For the study, Deloitte says it used various models from publicly available information to assess the correlation between broadband availability and economic prosperity. Deloitte says its report substantiates three hypotheses.

First, that broadband expansion is long overdue. According to its analysis, if the U.S. had expanded broadband access by just 10% in 2016, that would have led to more than 806,000 additional jobs in 2019 (in other words, an annual creation of around 269,000 positions).

Second, Deloitte asserts that if, in 2016, the U.S. added just 10 Mbps to average internet download speeds, by 2019 this would have led to roughly 139,000 additional jobs in the country (however, Deloitte says its “analysis also indicates diminishing returns with the rate of job growth slowing as speeds continue to increase”).

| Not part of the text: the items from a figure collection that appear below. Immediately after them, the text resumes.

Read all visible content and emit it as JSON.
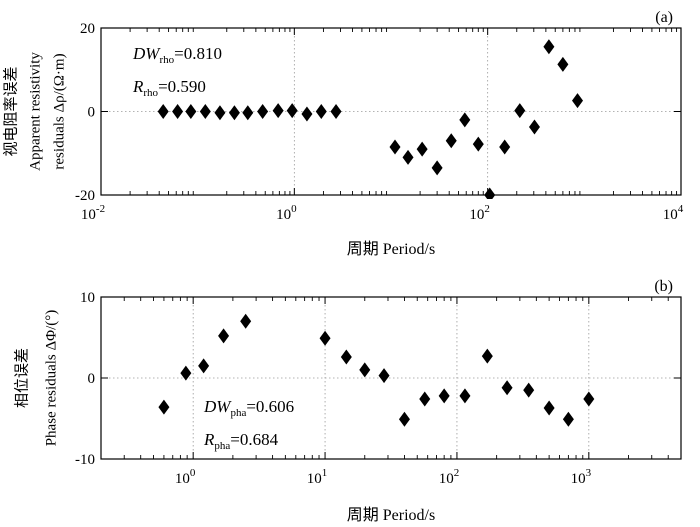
{
  "chart_data": [
    {
      "type": "scatter",
      "panel_label": "(a)",
      "xlabel": "周期 Period/s",
      "ylabel_lines": [
        "视电阻率误差",
        "Apparent resistivity",
        "residuals Δρ/(Ω·m)"
      ],
      "xscale": "log",
      "xlim": [
        0.01,
        10000
      ],
      "ylim": [
        -20,
        20
      ],
      "x_tick_values": [
        0.01,
        1,
        100,
        10000
      ],
      "x_tick_labels": [
        {
          "base": "10",
          "exp": "-2"
        },
        {
          "base": "10",
          "exp": "0"
        },
        {
          "base": "10",
          "exp": "2"
        },
        {
          "base": "10",
          "exp": "4"
        }
      ],
      "y_ticks": [
        -20,
        0,
        20
      ],
      "grid": true,
      "marker": "diamond",
      "annotations": [
        {
          "main": "DW",
          "sub": "rho",
          "value": "=0.810"
        },
        {
          "main": "R",
          "sub": "rho",
          "value": "=0.590"
        }
      ],
      "points": [
        {
          "x": 0.044,
          "y": 0.0
        },
        {
          "x": 0.062,
          "y": 0.0
        },
        {
          "x": 0.085,
          "y": 0.0
        },
        {
          "x": 0.12,
          "y": 0.0
        },
        {
          "x": 0.17,
          "y": -0.3
        },
        {
          "x": 0.24,
          "y": -0.3
        },
        {
          "x": 0.33,
          "y": -0.3
        },
        {
          "x": 0.47,
          "y": 0.0
        },
        {
          "x": 0.68,
          "y": 0.2
        },
        {
          "x": 0.95,
          "y": 0.2
        },
        {
          "x": 1.35,
          "y": -0.6
        },
        {
          "x": 1.9,
          "y": 0.0
        },
        {
          "x": 2.7,
          "y": 0.0
        },
        {
          "x": 11,
          "y": -8.5
        },
        {
          "x": 15,
          "y": -11
        },
        {
          "x": 21,
          "y": -9
        },
        {
          "x": 30,
          "y": -13.5
        },
        {
          "x": 42,
          "y": -7
        },
        {
          "x": 58,
          "y": -2
        },
        {
          "x": 80,
          "y": -7.8
        },
        {
          "x": 105,
          "y": -20
        },
        {
          "x": 150,
          "y": -8.5
        },
        {
          "x": 215,
          "y": 0.2
        },
        {
          "x": 305,
          "y": -3.7
        },
        {
          "x": 430,
          "y": 15.5
        },
        {
          "x": 600,
          "y": 11.3
        },
        {
          "x": 850,
          "y": 2.6
        }
      ]
    },
    {
      "type": "scatter",
      "panel_label": "(b)",
      "xlabel": "周期 Period/s",
      "ylabel_lines": [
        "相位误差",
        "Phase residuals ΔΦ/(°)"
      ],
      "xscale": "log",
      "xlim": [
        0.2,
        5000
      ],
      "ylim": [
        -10,
        10
      ],
      "x_tick_values": [
        1,
        10,
        100,
        1000
      ],
      "x_tick_labels": [
        {
          "base": "10",
          "exp": "0"
        },
        {
          "base": "10",
          "exp": "1"
        },
        {
          "base": "10",
          "exp": "2"
        },
        {
          "base": "10",
          "exp": "3"
        }
      ],
      "y_ticks": [
        -10,
        0,
        10
      ],
      "grid": true,
      "marker": "diamond",
      "annotations": [
        {
          "main": "DW",
          "sub": "pha",
          "value": "=0.606"
        },
        {
          "main": "R",
          "sub": "pha",
          "value": "=0.684"
        }
      ],
      "points": [
        {
          "x": 0.6,
          "y": -3.6
        },
        {
          "x": 0.88,
          "y": 0.6
        },
        {
          "x": 1.2,
          "y": 1.5
        },
        {
          "x": 1.7,
          "y": 5.2
        },
        {
          "x": 2.5,
          "y": 7.0
        },
        {
          "x": 10,
          "y": 4.9
        },
        {
          "x": 14.5,
          "y": 2.6
        },
        {
          "x": 20,
          "y": 1.0
        },
        {
          "x": 28,
          "y": 0.3
        },
        {
          "x": 40,
          "y": -5.1
        },
        {
          "x": 57,
          "y": -2.6
        },
        {
          "x": 80,
          "y": -2.2
        },
        {
          "x": 115,
          "y": -2.2
        },
        {
          "x": 170,
          "y": 2.7
        },
        {
          "x": 240,
          "y": -1.2
        },
        {
          "x": 350,
          "y": -1.5
        },
        {
          "x": 500,
          "y": -3.7
        },
        {
          "x": 700,
          "y": -5.1
        },
        {
          "x": 1000,
          "y": -2.6
        }
      ]
    }
  ]
}
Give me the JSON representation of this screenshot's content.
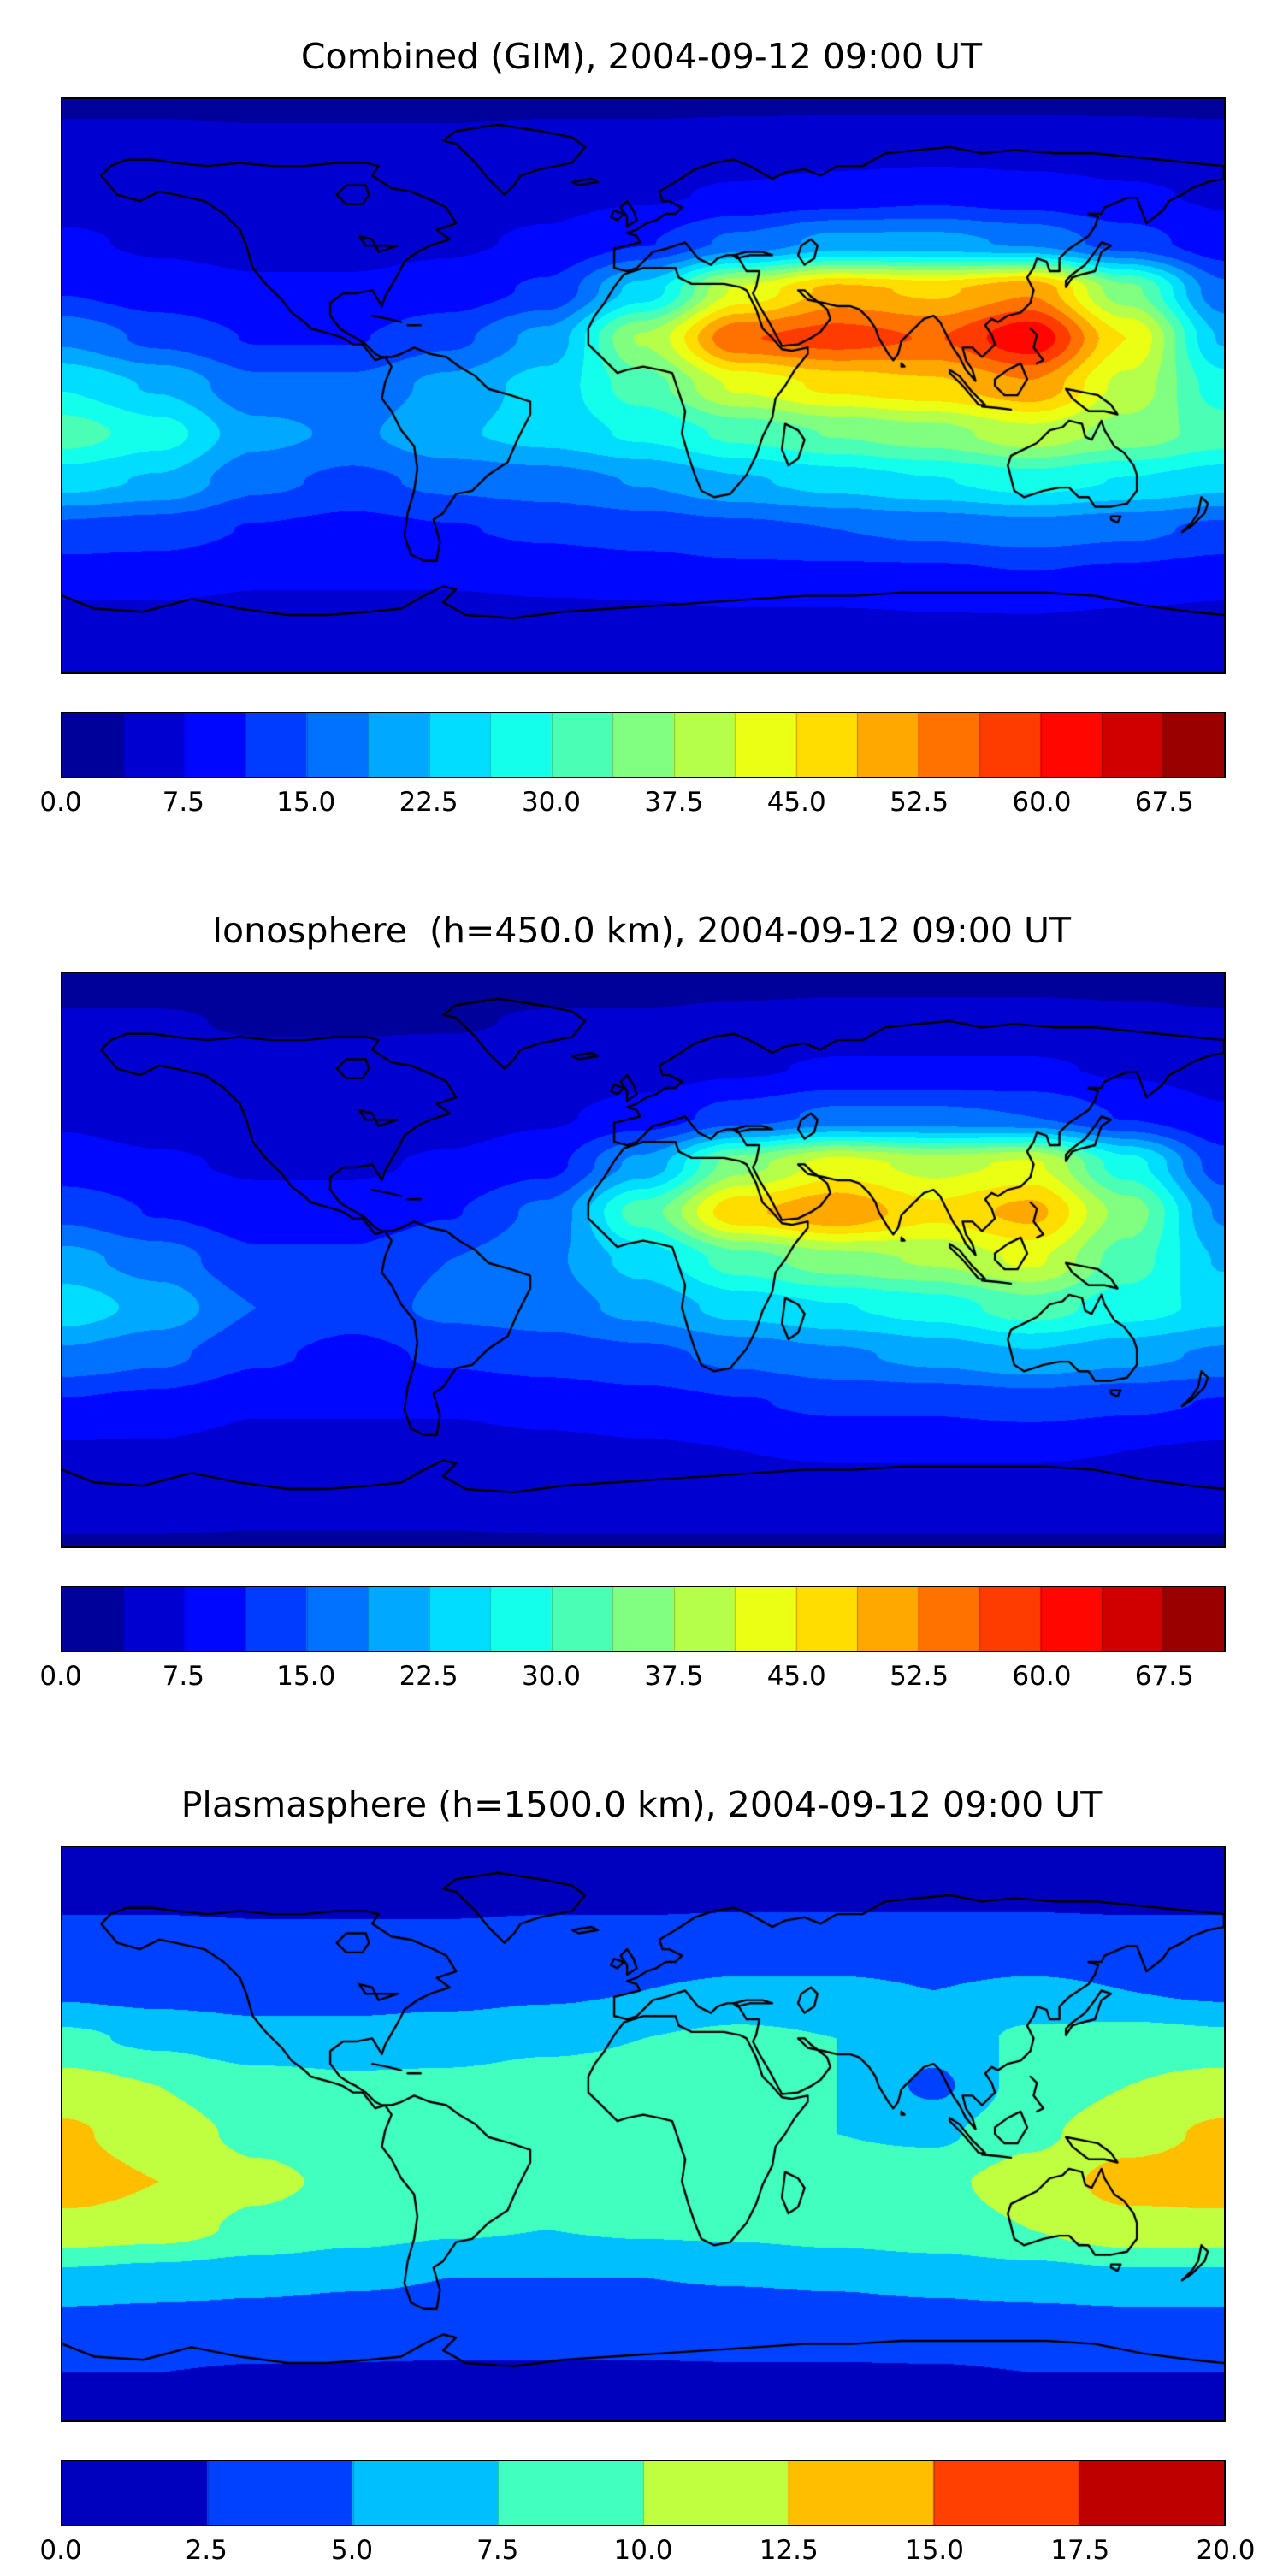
{
  "page": {
    "background": "#ffffff"
  },
  "chart_data": [
    {
      "type": "heatmap",
      "title": "Combined (GIM), 2004-09-12 09:00 UT",
      "colormap": "jet",
      "projection": "equirectangular",
      "xlim": [
        -180,
        180
      ],
      "ylim": [
        -90,
        90
      ],
      "lon": [
        -180,
        -150,
        -120,
        -90,
        -60,
        -30,
        0,
        30,
        60,
        90,
        120,
        150,
        180
      ],
      "lat": [
        90,
        75,
        60,
        45,
        30,
        15,
        0,
        -15,
        -30,
        -45,
        -60,
        -75,
        -90
      ],
      "values": [
        [
          3,
          3,
          3,
          3,
          3,
          3,
          3,
          3,
          3,
          3,
          3,
          3,
          3
        ],
        [
          5,
          5,
          4.5,
          4.5,
          4.5,
          5,
          5,
          5.5,
          6,
          6,
          6,
          5.5,
          5
        ],
        [
          6,
          6,
          5.5,
          5.5,
          6,
          6.5,
          7,
          8,
          9,
          10,
          9,
          8,
          7
        ],
        [
          8,
          7,
          6.5,
          6.5,
          7,
          8,
          11,
          16,
          20,
          20,
          18,
          13,
          9
        ],
        [
          11,
          9,
          8,
          8,
          9,
          12,
          24,
          42,
          50,
          48,
          52,
          35,
          16
        ],
        [
          18,
          14,
          11,
          11,
          14,
          20,
          38,
          56,
          58,
          56,
          63,
          45,
          22
        ],
        [
          26,
          22,
          16,
          16,
          20,
          24,
          32,
          42,
          46,
          48,
          52,
          40,
          28
        ],
        [
          32,
          28,
          20,
          18,
          22,
          24,
          27,
          31,
          34,
          36,
          40,
          36,
          32
        ],
        [
          24,
          22,
          16,
          14,
          16,
          17,
          19,
          22,
          24,
          26,
          28,
          26,
          24
        ],
        [
          14,
          13,
          11,
          10,
          11,
          12,
          13,
          14,
          15,
          16,
          17,
          16,
          14
        ],
        [
          9,
          9,
          8,
          8,
          8,
          8.5,
          9,
          10,
          10,
          10,
          11,
          10,
          9
        ],
        [
          6,
          6,
          5.5,
          5.5,
          5.5,
          6,
          6,
          6.5,
          6.5,
          7,
          7,
          6.5,
          6
        ],
        [
          4,
          4,
          4,
          4,
          4,
          4,
          4,
          4,
          4,
          4,
          4,
          4,
          4
        ]
      ],
      "colorbar": {
        "vmin": 0,
        "vmax": 71.25,
        "n_levels": 19,
        "tick_labels": [
          "0.0",
          "7.5",
          "15.0",
          "22.5",
          "30.0",
          "37.5",
          "45.0",
          "52.5",
          "60.0",
          "67.5"
        ]
      }
    },
    {
      "type": "heatmap",
      "title": "Ionosphere  (h=450.0 km), 2004-09-12 09:00 UT",
      "colormap": "jet",
      "projection": "equirectangular",
      "xlim": [
        -180,
        180
      ],
      "ylim": [
        -90,
        90
      ],
      "lon": [
        -180,
        -150,
        -120,
        -90,
        -60,
        -30,
        0,
        30,
        60,
        90,
        120,
        150,
        180
      ],
      "lat": [
        90,
        75,
        60,
        45,
        30,
        15,
        0,
        -15,
        -30,
        -45,
        -60,
        -75,
        -90
      ],
      "values": [
        [
          2.5,
          2.5,
          2.5,
          2.5,
          2.5,
          2.5,
          2.5,
          2.5,
          2.5,
          2.5,
          2.5,
          2.5,
          2.5
        ],
        [
          4,
          4,
          3.5,
          3.5,
          3.5,
          4,
          4,
          4.5,
          5,
          5,
          5,
          4.5,
          4
        ],
        [
          5,
          5,
          4.5,
          4.5,
          5,
          5,
          6,
          7,
          8,
          8,
          8,
          7,
          6
        ],
        [
          7,
          6,
          5.5,
          5.5,
          6,
          7,
          9,
          13,
          16,
          16,
          15,
          11,
          8
        ],
        [
          9,
          8,
          7,
          7,
          8,
          10,
          20,
          36,
          43,
          40,
          42,
          28,
          13
        ],
        [
          14,
          11,
          9,
          9,
          11,
          16,
          32,
          48,
          52,
          46,
          50,
          36,
          18
        ],
        [
          20,
          17,
          12,
          12,
          15,
          18,
          24,
          32,
          36,
          38,
          42,
          32,
          22
        ],
        [
          25,
          21,
          15,
          13,
          16,
          17,
          20,
          24,
          26,
          28,
          32,
          28,
          25
        ],
        [
          18,
          16,
          12,
          10,
          12,
          13,
          14,
          16,
          18,
          20,
          22,
          20,
          18
        ],
        [
          11,
          10,
          8,
          8,
          8,
          9,
          10,
          11,
          12,
          12,
          13,
          12,
          11
        ],
        [
          7,
          7,
          6,
          6,
          6,
          6.5,
          7,
          7.5,
          8,
          8,
          8,
          7.5,
          7
        ],
        [
          5,
          5,
          4.5,
          4.5,
          4.5,
          5,
          5,
          5,
          5,
          5,
          5,
          5,
          5
        ],
        [
          3.5,
          3.5,
          3.5,
          3.5,
          3.5,
          3.5,
          3.5,
          3.5,
          3.5,
          3.5,
          3.5,
          3.5,
          3.5
        ]
      ],
      "colorbar": {
        "vmin": 0,
        "vmax": 71.25,
        "n_levels": 19,
        "tick_labels": [
          "0.0",
          "7.5",
          "15.0",
          "22.5",
          "30.0",
          "37.5",
          "45.0",
          "52.5",
          "60.0",
          "67.5"
        ]
      }
    },
    {
      "type": "heatmap",
      "title": "Plasmasphere (h=1500.0 km), 2004-09-12 09:00 UT",
      "colormap": "jet",
      "projection": "equirectangular",
      "xlim": [
        -180,
        180
      ],
      "ylim": [
        -90,
        90
      ],
      "lon": [
        -180,
        -150,
        -120,
        -90,
        -60,
        -30,
        0,
        30,
        60,
        90,
        120,
        150,
        180
      ],
      "lat": [
        90,
        75,
        60,
        45,
        30,
        15,
        0,
        -15,
        -30,
        -45,
        -60,
        -75,
        -90
      ],
      "values": [
        [
          2,
          2,
          2,
          2,
          2,
          2,
          2,
          2,
          2,
          2,
          2,
          2,
          2
        ],
        [
          2.2,
          2.2,
          2.2,
          2.2,
          2.2,
          2.2,
          2.2,
          2.2,
          2.2,
          2.2,
          2.2,
          2.2,
          2.2
        ],
        [
          3,
          3,
          2.8,
          2.8,
          2.8,
          3,
          3,
          3.2,
          3.2,
          3.2,
          3.2,
          3,
          3
        ],
        [
          4.5,
          4,
          3.8,
          3.8,
          4,
          4.5,
          5,
          5.5,
          5.5,
          5,
          5.5,
          5,
          4.5
        ],
        [
          8,
          7,
          6,
          6,
          6.5,
          7,
          7.5,
          8,
          7.5,
          6,
          8,
          8.5,
          8
        ],
        [
          11,
          10,
          8.5,
          8,
          8,
          8.5,
          8.5,
          8.5,
          7.5,
          4.5,
          8.5,
          10,
          11
        ],
        [
          13,
          11,
          9.5,
          8.5,
          7.8,
          8,
          8,
          8,
          7.5,
          7,
          9.5,
          11.5,
          13
        ],
        [
          14,
          12.5,
          10.5,
          9.5,
          9,
          8.8,
          8.8,
          9,
          9,
          9.5,
          11,
          13.5,
          14
        ],
        [
          11.5,
          11,
          9.5,
          8.5,
          7.8,
          7.5,
          7.8,
          8,
          8.5,
          9,
          10,
          11.5,
          11.5
        ],
        [
          7,
          6.5,
          6,
          5.5,
          5,
          5,
          5,
          5.2,
          5.5,
          6,
          6.5,
          7,
          7
        ],
        [
          4,
          3.8,
          3.5,
          3.2,
          3,
          3,
          3,
          3.2,
          3.2,
          3.5,
          3.8,
          4,
          4
        ],
        [
          2.5,
          2.5,
          2.4,
          2.4,
          2.4,
          2.4,
          2.4,
          2.4,
          2.4,
          2.4,
          2.5,
          2.5,
          2.5
        ],
        [
          2,
          2,
          2,
          2,
          2,
          2,
          2,
          2,
          2,
          2,
          2,
          2,
          2
        ]
      ],
      "colorbar": {
        "vmin": 0,
        "vmax": 20,
        "n_levels": 8,
        "tick_labels": [
          "0.0",
          "2.5",
          "5.0",
          "7.5",
          "10.0",
          "12.5",
          "15.0",
          "17.5",
          "20.0"
        ]
      }
    }
  ]
}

And finally, the report states if the U.S. had taken the initiative to increase broadband access by a mere 10% in 2015, the result would have been more than 875,000 new jobs— as well as around $186 billion in extra-economic production.

“When it comes to the public or private broadband investments to close the digital divide, the economic benefits are clear,” Jack Fritz, principal at Deloitte, said in a press release. But such an endeavor, he added, “will require stakeholders to navigate potentially competing priorities across emerging technologies that can meet needs in the near-term, the long-term desires for faster speeds, and financial support for devices and in-home equipment.”